И как приятно было увидеть искреннюю радость при виде горшков с цветами, увидеть, как она вмиг забыла о невзгодах. Только вот потом осознание навалилось на неё с новой силой, и взгляд сразу же потух… «Моя ближняя — садовница — рассказывала. В мой последний день на планете». Габриэлла явно не собиралась произносить эти слова, и я не придумал ничего лучше, чем просто сделать вид, будто не слышал.
Догадываюсь, что она плакала в ванной… Как это ни ужасно, я этого ожидал. «Почему у тебя слёзы бывают чёрные?» — «Слишком много боли». После всего, что ей пришлось сегодня пережить, почти уверен, что в этот раз её слёзы наверняка были насыщенно чёрными… И эта догадка причиняет боль мне самому.

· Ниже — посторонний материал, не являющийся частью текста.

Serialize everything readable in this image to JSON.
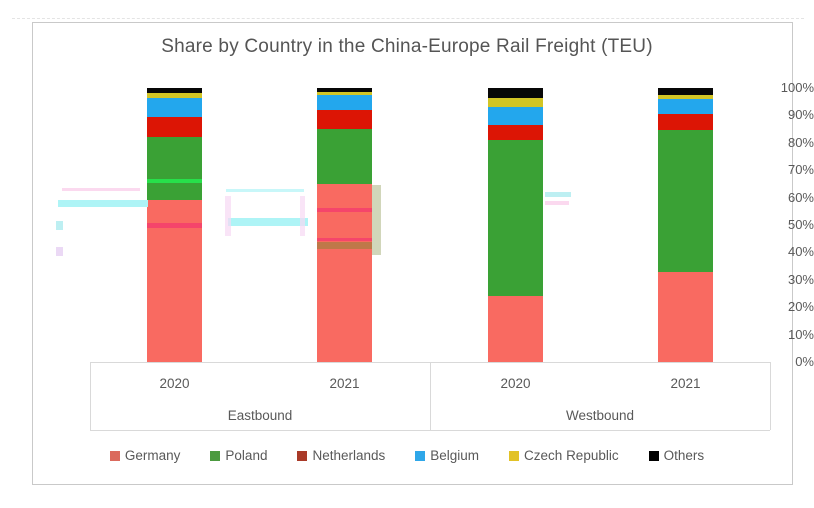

Хотелось войти в комнату и успокоить девушку, сказать, что теперь она в безопасности, только вот многое из того, с чем она столкнётся в будущем, вероятно, будет откровенно хуже, чем плен Бронсона, и уж точно опаснее, чем переезд в мою квартиру. Я должен был дать ей время прийти в себя.
Она наивная, но в то же время проницательная. Ей удалось догадаться — или почувствовать, что она опоздала исцелить моё сердце. Знала бы, что как только её глаза наполняются ужасом и слезами, моё сердце теряет надежду на исцеление…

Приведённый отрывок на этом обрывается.